If I went I would have caught him haha


----------



## Fisher Belac (Mar 6, 2013)

Slow night for sure. Weather just wasn't agreeing with us. Choppy water, crazy windy and just about 0 visibility in the water. Fun night though even though I lost some tackle.


----------



## ThaFish (Feb 27, 2013)

Fisher Belac said:


> Slow night for sure. Weather just wasn't agreeing with us. Choppy water, crazy windy and just about 0 visibility in the water. Fun night though even though I lost some tackle.

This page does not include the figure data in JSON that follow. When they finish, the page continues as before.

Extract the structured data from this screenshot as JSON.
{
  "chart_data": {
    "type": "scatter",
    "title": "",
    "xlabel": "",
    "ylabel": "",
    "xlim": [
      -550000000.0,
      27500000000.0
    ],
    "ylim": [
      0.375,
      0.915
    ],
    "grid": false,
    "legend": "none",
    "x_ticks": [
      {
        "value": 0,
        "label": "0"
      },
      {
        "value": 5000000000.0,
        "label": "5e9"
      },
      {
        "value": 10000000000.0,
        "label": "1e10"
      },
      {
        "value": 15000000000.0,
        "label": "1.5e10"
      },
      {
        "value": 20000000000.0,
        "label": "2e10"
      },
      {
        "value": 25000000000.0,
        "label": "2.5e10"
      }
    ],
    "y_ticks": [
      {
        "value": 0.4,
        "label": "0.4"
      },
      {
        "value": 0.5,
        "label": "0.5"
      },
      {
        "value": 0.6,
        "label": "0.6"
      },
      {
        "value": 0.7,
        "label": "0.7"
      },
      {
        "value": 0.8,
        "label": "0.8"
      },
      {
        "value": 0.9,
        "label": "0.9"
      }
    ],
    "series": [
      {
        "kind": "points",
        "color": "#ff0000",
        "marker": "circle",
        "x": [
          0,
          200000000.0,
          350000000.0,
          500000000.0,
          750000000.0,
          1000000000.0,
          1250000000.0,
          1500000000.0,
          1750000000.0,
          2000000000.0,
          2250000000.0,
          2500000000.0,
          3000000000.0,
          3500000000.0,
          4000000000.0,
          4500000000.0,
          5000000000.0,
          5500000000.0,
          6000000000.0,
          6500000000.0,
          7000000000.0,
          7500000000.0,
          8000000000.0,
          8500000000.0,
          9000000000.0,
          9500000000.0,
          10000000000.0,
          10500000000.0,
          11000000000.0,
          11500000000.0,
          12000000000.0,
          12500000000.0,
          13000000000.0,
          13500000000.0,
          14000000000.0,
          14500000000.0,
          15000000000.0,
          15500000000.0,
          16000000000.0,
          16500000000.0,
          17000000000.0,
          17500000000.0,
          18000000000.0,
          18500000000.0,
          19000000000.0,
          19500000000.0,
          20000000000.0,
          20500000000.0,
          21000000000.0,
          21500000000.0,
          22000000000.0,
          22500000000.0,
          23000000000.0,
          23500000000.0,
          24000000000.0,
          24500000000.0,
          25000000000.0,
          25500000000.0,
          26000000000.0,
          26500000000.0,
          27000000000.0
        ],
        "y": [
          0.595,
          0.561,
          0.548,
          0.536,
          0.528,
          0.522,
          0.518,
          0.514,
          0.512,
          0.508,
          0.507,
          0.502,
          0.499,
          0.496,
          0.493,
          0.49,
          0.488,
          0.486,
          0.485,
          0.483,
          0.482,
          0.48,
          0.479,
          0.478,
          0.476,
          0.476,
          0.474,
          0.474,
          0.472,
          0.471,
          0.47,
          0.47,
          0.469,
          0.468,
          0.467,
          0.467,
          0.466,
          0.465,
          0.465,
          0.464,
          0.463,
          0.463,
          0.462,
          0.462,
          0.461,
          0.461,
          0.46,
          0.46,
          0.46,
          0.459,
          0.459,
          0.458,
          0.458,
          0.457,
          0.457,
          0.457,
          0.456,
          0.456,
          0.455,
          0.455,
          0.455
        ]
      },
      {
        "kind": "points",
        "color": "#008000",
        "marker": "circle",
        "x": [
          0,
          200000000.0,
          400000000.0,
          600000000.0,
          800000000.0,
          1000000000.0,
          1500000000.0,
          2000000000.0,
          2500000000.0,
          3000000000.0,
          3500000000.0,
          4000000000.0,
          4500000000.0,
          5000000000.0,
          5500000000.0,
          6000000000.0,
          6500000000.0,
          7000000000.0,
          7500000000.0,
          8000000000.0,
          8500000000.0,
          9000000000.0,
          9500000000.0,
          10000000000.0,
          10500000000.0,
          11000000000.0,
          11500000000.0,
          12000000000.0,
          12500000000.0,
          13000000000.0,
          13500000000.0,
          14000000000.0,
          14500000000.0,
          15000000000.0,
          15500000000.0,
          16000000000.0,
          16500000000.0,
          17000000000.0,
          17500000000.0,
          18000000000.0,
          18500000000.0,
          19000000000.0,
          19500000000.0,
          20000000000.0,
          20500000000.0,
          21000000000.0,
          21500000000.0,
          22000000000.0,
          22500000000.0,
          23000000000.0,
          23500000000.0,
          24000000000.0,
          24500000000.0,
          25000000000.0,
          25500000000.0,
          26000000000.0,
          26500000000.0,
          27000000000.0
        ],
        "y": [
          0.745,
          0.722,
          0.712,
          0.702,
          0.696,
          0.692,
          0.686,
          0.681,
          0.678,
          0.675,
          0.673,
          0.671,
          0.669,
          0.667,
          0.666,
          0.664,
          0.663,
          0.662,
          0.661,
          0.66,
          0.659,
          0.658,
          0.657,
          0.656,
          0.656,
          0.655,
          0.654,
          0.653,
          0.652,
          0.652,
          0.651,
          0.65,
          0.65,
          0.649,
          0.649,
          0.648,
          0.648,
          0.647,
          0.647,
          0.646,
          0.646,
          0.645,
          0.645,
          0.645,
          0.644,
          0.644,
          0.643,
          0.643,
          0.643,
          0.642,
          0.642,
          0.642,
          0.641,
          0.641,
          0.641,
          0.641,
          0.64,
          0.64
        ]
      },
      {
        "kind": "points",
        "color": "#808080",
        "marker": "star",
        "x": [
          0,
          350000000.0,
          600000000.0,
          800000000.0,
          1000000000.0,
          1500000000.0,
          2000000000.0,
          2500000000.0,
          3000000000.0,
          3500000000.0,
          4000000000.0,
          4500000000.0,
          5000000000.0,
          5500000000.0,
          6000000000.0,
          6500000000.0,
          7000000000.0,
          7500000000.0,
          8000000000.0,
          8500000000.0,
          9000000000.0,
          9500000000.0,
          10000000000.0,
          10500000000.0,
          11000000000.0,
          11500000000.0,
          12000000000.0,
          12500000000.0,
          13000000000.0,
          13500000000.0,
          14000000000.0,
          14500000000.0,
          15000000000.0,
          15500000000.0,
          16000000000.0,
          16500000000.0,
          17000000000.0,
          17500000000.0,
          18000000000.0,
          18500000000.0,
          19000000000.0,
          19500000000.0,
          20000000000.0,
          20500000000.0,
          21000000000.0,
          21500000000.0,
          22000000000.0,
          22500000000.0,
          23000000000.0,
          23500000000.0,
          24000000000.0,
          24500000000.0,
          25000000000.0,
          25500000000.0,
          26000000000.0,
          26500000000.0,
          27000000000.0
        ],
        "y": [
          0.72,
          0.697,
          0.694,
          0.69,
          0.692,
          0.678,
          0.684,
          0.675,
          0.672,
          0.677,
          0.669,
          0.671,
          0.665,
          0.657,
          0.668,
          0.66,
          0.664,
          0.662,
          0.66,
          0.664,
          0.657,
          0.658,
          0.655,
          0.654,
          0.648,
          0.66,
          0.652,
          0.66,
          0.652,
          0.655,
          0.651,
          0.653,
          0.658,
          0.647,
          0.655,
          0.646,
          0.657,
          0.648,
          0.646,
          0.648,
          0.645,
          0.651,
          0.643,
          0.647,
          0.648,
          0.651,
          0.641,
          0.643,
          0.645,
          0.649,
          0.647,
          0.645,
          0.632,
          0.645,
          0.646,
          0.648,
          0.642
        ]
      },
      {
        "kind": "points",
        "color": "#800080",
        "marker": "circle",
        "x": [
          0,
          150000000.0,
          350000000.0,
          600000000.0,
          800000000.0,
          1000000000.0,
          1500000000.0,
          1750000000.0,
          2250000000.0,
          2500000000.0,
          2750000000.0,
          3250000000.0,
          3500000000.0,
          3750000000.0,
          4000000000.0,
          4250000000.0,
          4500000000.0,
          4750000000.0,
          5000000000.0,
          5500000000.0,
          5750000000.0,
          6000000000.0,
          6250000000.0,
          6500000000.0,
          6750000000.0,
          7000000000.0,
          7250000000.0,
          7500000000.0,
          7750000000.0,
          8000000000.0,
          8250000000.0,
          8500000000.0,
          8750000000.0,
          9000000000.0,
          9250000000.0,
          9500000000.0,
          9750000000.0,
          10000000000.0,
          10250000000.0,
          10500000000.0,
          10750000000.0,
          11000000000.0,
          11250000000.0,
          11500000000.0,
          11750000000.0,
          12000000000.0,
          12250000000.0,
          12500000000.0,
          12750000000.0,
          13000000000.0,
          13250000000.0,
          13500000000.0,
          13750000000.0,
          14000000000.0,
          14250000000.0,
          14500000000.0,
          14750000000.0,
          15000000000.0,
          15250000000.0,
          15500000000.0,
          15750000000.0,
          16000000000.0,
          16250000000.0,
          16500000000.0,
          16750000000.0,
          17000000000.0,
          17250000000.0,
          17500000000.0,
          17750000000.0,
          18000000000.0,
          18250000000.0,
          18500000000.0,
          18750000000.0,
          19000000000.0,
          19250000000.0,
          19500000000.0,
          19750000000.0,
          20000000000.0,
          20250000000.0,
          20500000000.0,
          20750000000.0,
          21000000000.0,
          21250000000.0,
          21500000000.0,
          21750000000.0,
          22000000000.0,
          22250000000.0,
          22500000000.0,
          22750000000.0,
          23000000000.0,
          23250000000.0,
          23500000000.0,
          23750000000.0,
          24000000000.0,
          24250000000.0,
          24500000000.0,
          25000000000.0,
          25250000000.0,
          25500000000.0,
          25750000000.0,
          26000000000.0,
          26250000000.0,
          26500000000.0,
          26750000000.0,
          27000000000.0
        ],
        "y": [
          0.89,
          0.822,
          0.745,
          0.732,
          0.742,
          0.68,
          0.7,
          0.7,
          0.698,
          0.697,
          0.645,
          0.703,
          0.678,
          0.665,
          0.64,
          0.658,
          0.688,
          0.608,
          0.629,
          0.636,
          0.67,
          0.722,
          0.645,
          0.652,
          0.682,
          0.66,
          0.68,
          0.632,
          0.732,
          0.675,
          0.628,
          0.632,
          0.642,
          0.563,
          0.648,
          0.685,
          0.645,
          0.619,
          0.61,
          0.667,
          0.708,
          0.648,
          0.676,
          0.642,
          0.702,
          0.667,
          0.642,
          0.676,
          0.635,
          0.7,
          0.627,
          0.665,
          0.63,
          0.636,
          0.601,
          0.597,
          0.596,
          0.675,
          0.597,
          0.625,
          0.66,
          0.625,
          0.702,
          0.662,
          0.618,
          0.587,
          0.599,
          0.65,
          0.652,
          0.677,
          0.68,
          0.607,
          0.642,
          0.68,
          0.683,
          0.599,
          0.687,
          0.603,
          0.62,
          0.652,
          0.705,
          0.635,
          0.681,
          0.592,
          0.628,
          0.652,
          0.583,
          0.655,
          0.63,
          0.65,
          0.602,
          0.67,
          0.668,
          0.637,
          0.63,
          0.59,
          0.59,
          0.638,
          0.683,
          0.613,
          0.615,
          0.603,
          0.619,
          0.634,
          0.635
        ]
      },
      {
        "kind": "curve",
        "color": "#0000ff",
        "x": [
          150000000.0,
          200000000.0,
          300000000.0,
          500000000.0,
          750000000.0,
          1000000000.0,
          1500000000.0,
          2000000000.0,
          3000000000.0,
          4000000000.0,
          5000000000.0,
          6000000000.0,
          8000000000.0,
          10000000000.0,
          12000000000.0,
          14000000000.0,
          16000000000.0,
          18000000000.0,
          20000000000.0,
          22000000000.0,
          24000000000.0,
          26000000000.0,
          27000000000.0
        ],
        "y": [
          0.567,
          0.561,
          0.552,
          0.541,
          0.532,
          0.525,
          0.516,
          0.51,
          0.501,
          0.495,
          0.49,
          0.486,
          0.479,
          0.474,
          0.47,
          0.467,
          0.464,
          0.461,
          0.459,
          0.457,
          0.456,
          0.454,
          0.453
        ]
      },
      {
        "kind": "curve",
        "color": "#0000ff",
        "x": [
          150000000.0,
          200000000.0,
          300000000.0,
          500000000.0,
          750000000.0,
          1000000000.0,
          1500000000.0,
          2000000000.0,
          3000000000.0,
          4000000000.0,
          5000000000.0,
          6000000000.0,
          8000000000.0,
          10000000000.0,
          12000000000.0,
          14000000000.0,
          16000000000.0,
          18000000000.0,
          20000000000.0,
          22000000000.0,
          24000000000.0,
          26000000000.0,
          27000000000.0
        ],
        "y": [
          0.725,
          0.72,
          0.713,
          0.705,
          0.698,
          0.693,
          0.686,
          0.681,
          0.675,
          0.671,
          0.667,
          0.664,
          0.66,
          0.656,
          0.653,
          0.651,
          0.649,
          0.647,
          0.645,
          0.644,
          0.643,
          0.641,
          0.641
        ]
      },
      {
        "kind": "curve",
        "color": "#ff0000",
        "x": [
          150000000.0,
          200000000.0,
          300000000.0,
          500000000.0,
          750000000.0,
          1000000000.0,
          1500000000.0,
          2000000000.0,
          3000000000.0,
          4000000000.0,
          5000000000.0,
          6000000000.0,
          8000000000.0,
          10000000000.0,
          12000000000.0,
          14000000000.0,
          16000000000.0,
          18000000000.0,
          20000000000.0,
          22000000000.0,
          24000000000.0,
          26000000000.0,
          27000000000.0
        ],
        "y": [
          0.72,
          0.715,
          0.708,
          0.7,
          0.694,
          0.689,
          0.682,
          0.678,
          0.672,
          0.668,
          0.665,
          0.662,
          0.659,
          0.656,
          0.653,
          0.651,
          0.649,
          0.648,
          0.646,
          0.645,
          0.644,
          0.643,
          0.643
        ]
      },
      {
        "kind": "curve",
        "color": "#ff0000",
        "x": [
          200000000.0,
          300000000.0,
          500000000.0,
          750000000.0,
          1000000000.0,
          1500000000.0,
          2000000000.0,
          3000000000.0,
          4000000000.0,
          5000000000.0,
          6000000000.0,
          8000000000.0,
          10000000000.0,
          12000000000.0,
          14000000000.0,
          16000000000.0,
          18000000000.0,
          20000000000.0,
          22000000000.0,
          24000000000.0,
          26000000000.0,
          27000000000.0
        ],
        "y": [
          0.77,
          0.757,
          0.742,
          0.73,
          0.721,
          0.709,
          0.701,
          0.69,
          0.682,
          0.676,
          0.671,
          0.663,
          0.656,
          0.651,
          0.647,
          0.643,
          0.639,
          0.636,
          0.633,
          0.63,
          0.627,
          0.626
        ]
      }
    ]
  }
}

Caleb quit your gripin' about losing that damn spoon. YOU LOST THE BIGGEST FISH OF YOUR LIFE, doesn't that mean more than a $5 spoon? Damn, don't answer that.. Haha.


----------



## ThaFish (Feb 27, 2013)

MoganMan said:


> If I went I would have caught him haha


Yeahh, if you had your Fathom back. Would have taken way more than the 18 lbs. of drag on that Calcutta to stop that thing! We'll get him soon enough... hopefully. Let's go tonight!


----------



## Fisher Belac (Mar 6, 2013)

5.34.5 to be exact. Weather permitting of course but I'm down.


----------



## Smarty (Nov 23, 2008)

I waisted to many years at you guys age just hanging out in bars. I was glad to see you guys out there having good clean fun. Those big bulls had some real size to them and were sure trolling the lights. I got a kick out of seeing ya'll running after and tearing them up on topwater. Nice catch :thumbsup:


----------



## Fisher Belac (Mar 6, 2013)

Thanks smarty. It is a ton of fun hooking into one of the reds or even watching someone fight one.


----------



## ThaFish (Feb 27, 2013)

Smarty said:


> I waisted to many years at you guys age just hanging out in bars. I was glad to see you guys out there having good clean fun. Those big bulls had some real size to them and were sure trolling the lights. I got a kick out of seeing ya'll running after and tearing them up on topwater. Nice catch :thumbsup:


I appreciate that comment Smarty! We definitely have a lot of fun out there. Glad you enjoy watching us tear 'em up!


----------